M. Philippe Adnot s'est interrogé sur la réalité de cette protection dans le cas de la banque Calyon.
En réponse, M. René Carron a une nouvelle fois déclaré que dès lors que l'on a décidé de faire de la banque d'investissement, il est nécessaire de rémunérer les traders conformément aux usages de la profession.
M. Joël Bourdin a demandé à M. René Carron s'il est, comme lui, favorable à la mise en place d'un « fichier positif » recensant l'ensemble des encours des crédits aux particuliers.
M. René Carron lui a indiqué que, jusqu'à présent, le monde associatif ne souhaite pas la mise en place d'un tel « fichier positif », et que, selon ses informations, les expériences étrangères ne sont pas concluantes.
M. Aymeri de Montesquiou s'est interrogé sur le paradoxe selon lequel les Français ont réduit leurs dépenses dans l'immobilier et l'automobile, alors que celles-ci sont restées soutenues pour les achats de Noël ou les sports d'hiver.
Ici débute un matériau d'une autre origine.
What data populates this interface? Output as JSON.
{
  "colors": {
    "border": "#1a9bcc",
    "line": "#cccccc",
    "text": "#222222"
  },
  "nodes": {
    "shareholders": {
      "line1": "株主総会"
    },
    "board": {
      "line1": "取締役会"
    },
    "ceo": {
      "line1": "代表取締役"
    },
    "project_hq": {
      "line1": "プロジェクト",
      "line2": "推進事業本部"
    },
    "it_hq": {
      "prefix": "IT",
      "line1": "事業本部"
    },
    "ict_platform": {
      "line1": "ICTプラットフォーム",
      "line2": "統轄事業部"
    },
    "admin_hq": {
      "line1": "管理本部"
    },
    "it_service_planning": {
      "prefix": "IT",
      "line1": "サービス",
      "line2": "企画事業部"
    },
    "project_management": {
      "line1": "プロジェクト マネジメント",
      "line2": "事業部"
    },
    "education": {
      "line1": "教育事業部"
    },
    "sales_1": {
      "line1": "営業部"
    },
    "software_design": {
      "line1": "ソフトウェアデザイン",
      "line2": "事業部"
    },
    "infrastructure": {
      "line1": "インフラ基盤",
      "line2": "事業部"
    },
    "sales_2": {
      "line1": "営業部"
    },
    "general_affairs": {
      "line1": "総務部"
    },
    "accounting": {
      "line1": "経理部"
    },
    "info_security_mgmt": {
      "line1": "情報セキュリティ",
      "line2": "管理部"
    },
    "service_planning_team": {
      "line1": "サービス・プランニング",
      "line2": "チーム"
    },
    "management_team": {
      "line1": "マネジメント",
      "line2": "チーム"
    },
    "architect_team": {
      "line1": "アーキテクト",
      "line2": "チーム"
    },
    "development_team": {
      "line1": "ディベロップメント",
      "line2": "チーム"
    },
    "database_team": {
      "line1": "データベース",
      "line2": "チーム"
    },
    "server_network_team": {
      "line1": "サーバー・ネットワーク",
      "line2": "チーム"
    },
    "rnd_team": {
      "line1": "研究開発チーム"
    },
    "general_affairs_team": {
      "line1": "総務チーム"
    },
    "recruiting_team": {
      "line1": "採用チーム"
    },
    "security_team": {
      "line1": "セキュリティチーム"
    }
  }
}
En réponse, M. René Carron a indiqué ne pas voir de contradiction entre ces différents phénomènes, le dynamisme de certains types de dépenses devant cependant rapidement s'essouffler. Le retournement observé dans l'immobilier est consécutif à la forte augmentation des prix suscitée par la croissance de l'endettement : désormais, les ménages attendent que les prix et les taux d'intérêt diminuent. Dans le cas de l'automobile, le problème est plus structurel, les personnes de moins de 35 ans considérant moins qu'auparavant la voiture comme un moyen de reconnaissance sociale.
M. Albéric de Montgolfier s'est demandé s'il faut davantage rémunérer les agents du « back office », afin de revaloriser leurs fonctions et d'améliorer le contrôle du « front office ». Par ailleurs, risque-t-on une deuxième crise financière, se diffusant à partir du crédit à la consommation aux Etats-Unis, et dans ce cas, les banques françaises sont-elles exposées ?
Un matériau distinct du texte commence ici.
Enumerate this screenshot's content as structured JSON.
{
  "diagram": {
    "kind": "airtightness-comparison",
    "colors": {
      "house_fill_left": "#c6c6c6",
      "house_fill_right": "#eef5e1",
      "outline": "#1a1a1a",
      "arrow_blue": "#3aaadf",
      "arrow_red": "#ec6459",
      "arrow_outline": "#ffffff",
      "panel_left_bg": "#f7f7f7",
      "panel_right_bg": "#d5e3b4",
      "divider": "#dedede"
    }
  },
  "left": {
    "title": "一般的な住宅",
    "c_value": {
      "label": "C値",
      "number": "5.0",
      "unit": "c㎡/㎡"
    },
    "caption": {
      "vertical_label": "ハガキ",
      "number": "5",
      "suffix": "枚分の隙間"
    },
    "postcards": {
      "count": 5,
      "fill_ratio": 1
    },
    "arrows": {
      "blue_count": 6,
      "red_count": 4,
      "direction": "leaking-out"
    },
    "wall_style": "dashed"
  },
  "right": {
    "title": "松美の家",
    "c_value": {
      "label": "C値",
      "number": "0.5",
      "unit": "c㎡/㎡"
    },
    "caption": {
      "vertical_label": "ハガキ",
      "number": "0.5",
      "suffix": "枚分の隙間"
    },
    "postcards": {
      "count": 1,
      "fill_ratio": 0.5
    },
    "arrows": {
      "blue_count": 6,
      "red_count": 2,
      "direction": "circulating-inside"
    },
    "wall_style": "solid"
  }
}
En réponse à la seconde question, M. René Carron a considéré qu'il s'agit effectivement d'un risque. Les banques françaises seraient peu concernées de manière directe. Cependant, l'impact serait important sur l'activité économique des Etats-Unis, et donc sur celle de la zone euro. Si le Crédit agricole n'avait pas été directement touché par la crise des subprimes, le cours de ses actions serait de 13 euros au lieu de 8,5 euros, ce qui représente un écart modeste, si l'on prend en compte le fait qu'avant la crise, ce cours était de l'ordre de 30 euros.
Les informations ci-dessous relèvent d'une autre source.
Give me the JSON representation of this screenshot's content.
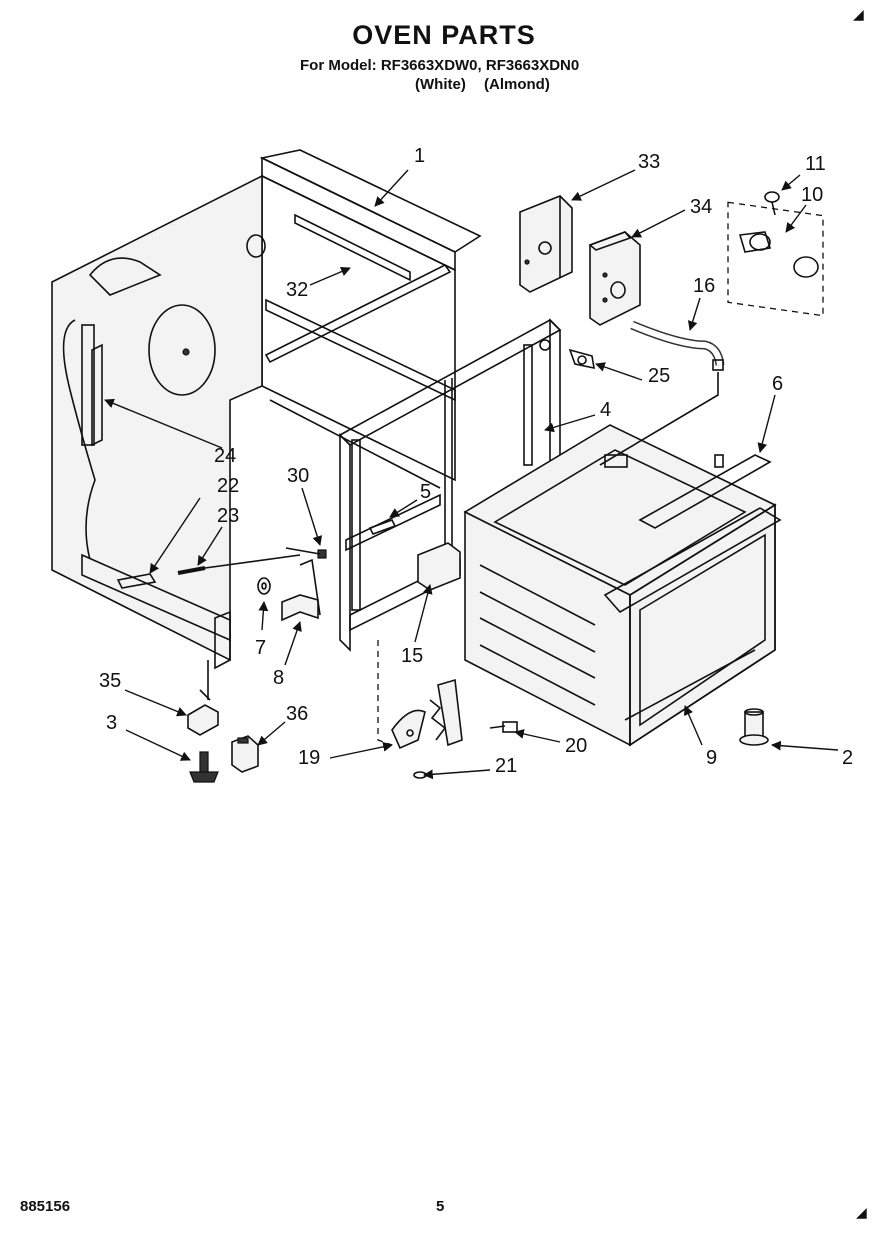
{
  "header": {
    "title": "OVEN PARTS",
    "model_line": "For Model: RF3663XDW0, RF3663XDN0",
    "colors": [
      "(White)",
      "(Almond)"
    ]
  },
  "footer": {
    "doc_number": "885156",
    "page_number": "5"
  },
  "callouts": [
    "1",
    "2",
    "3",
    "4",
    "5",
    "6",
    "7",
    "8",
    "9",
    "10",
    "11",
    "15",
    "16",
    "19",
    "20",
    "21",
    "22",
    "23",
    "24",
    "25",
    "30",
    "32",
    "33",
    "34",
    "35",
    "36"
  ]
}
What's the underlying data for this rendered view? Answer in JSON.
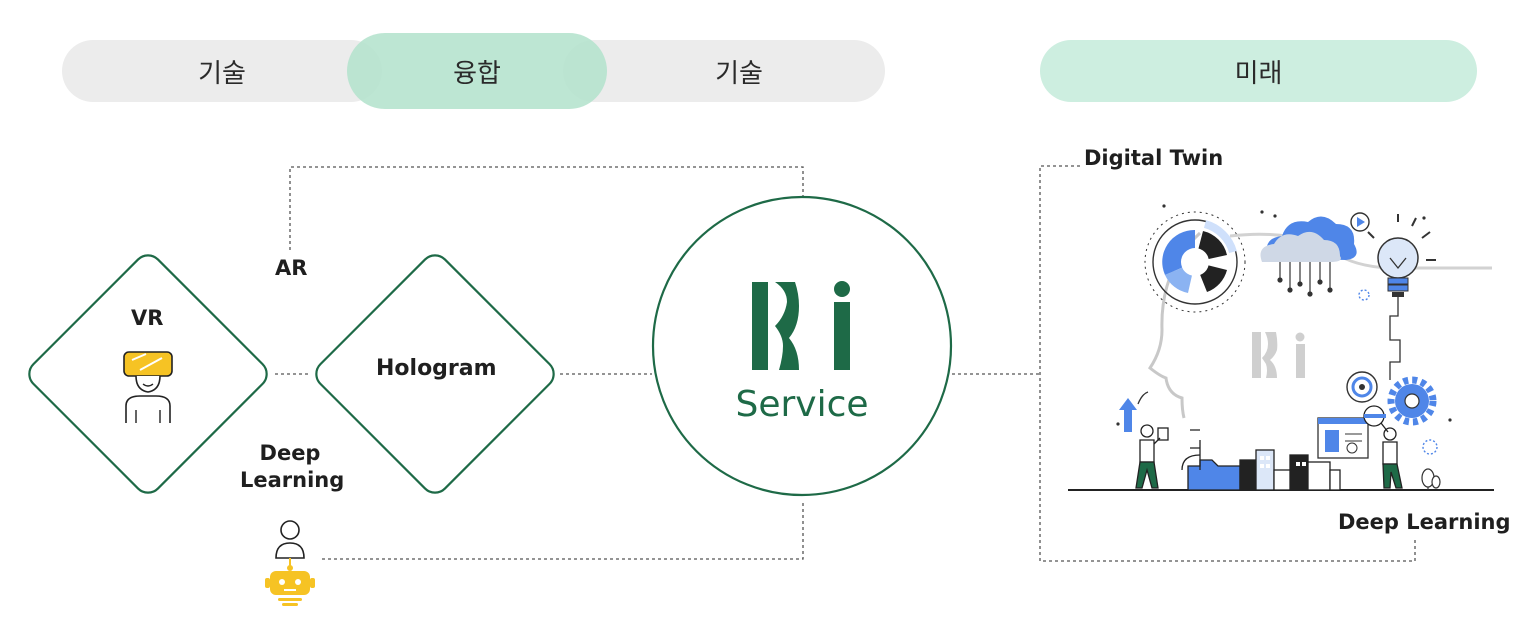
{
  "header": {
    "pill_left": "기술",
    "pill_center": "융합",
    "pill_right": "기술",
    "pill_future": "미래"
  },
  "left": {
    "ar_label": "AR",
    "vr_label": "VR",
    "hologram_label": "Hologram",
    "deep_learning_label": "Deep\nLearning"
  },
  "center": {
    "logo_text": "kbi",
    "service_label": "Service"
  },
  "right": {
    "digital_twin_label": "Digital Twin",
    "deep_learning_label": "Deep Learning",
    "watermark_logo": "kbi"
  },
  "colors": {
    "brand_green": "#1e6a47",
    "accent_yellow": "#f6c324",
    "accent_blue": "#4f86e8",
    "pill_grey": "#ececec",
    "pill_mint": "#cdeee0"
  }
}
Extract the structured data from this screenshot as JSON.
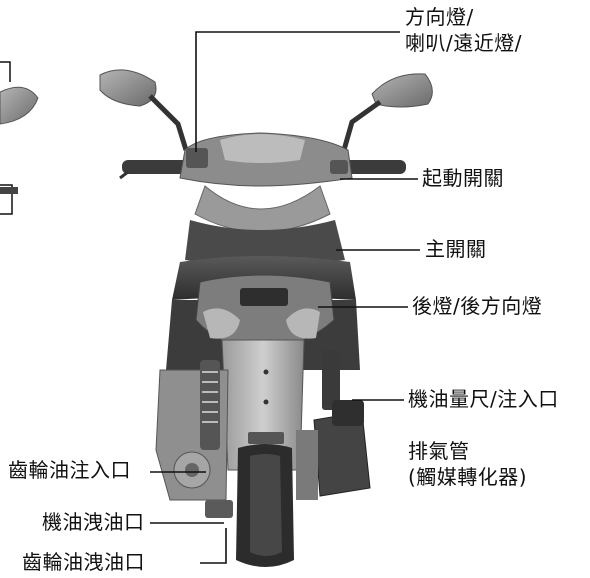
{
  "labels": {
    "turn_signal_line1": "方向燈/",
    "turn_signal_line2": "喇叭/遠近燈/",
    "starter_switch": "起動開關",
    "main_switch": "主開關",
    "tail_light": "後燈/後方向燈",
    "oil_dipstick": "機油量尺/注入口",
    "exhaust_line1": "排氣管",
    "exhaust_line2": "(觸媒轉化器)",
    "gear_oil_fill": "齒輪油注入口",
    "engine_oil_drain": "機油洩油口",
    "gear_oil_drain": "齒輪油洩油口"
  },
  "colors": {
    "body_dark": "#3a3a3a",
    "body_mid": "#6b6b6b",
    "body_light": "#a8a8a8",
    "mirror": "#8a8a8a",
    "leader_line": "#111111"
  }
}
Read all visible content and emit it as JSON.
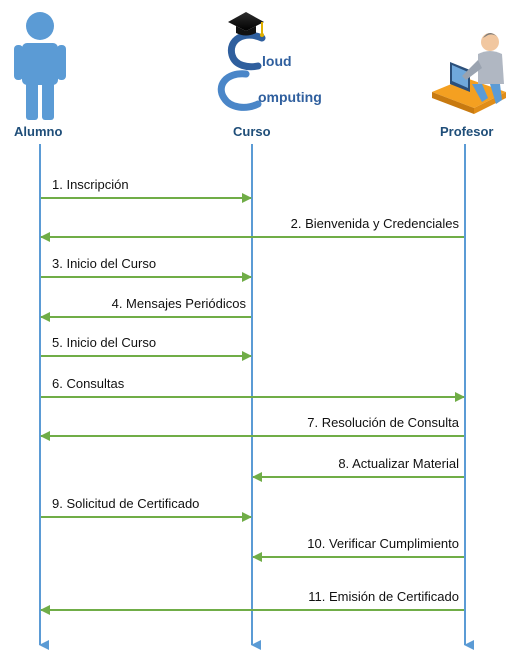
{
  "actors": [
    {
      "id": "alumno",
      "label": "Alumno",
      "icon": "student-person-icon"
    },
    {
      "id": "curso",
      "label": "Curso",
      "icon": "cloud-computing-logo-icon"
    },
    {
      "id": "profesor",
      "label": "Profesor",
      "icon": "teacher-at-computer-icon"
    }
  ],
  "logo": {
    "word1": "loud",
    "word2": "omputing"
  },
  "messages": [
    {
      "label": "1. Inscripción",
      "from": "alumno",
      "to": "curso"
    },
    {
      "label": "2. Bienvenida y Credenciales",
      "from": "profesor",
      "to": "alumno"
    },
    {
      "label": "3. Inicio del Curso",
      "from": "alumno",
      "to": "curso"
    },
    {
      "label": "4. Mensajes Periódicos",
      "from": "curso",
      "to": "alumno"
    },
    {
      "label": "5. Inicio del Curso",
      "from": "alumno",
      "to": "curso"
    },
    {
      "label": "6. Consultas",
      "from": "alumno",
      "to": "profesor"
    },
    {
      "label": "7. Resolución de Consulta",
      "from": "profesor",
      "to": "alumno"
    },
    {
      "label": "8. Actualizar Material",
      "from": "profesor",
      "to": "curso"
    },
    {
      "label": "9. Solicitud de Certificado",
      "from": "alumno",
      "to": "curso"
    },
    {
      "label": "10. Verificar Cumplimiento",
      "from": "profesor",
      "to": "curso"
    },
    {
      "label": "11. Emisión de Certificado",
      "from": "profesor",
      "to": "alumno"
    }
  ],
  "colors": {
    "lifeline": "#5b9bd5",
    "arrow": "#70ad47",
    "actor_text": "#1f4e79",
    "person": "#5b9bd5"
  }
}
M. Jacques Lenormand a estimé que les limites du contrôle du « front office » proviennent non d'une rémunération trop faible des agents du « back office », mais de la séparation insuffisante entre « back office » et « front office ».
M. Jean Arthuis, président , a estimé que les banques qui ont réalisé des acquisitions par emprunt, ou LBO (« leveraged buy-out »), doivent désormais accepter d'alléger les contraintes financières imposées aux entreprises concernées. Il s'est interrogé sur ce qu'il est possible de faire contre les « Etats non coopératifs » en matière bancaire.
M. René Carron a indiqué que le Crédit agricole veille d'ores et déjà à ne pas imposer de contraintes financières excessives aux entreprises concernées par un LBO. M. Jacques Lenormand a précisé que les clients du Crédit Agricole en Suisse et au Luxembourg sont majoritairement étrangers, et proviennent en particulier de l'Asie, du Golfe persique et des Etats-Unis.
En conclusion, M. René Carron a indiqué que la communauté financière française a très mal vécu les critiques faites aux banques. Le système bancaire français est l'un de ceux qui ont le mieux résisté. Il faut que chacun contribue à préserver la confiance.
M. Jean Arthuis, président , a estimé que « la confiance doit être au service de la relance ».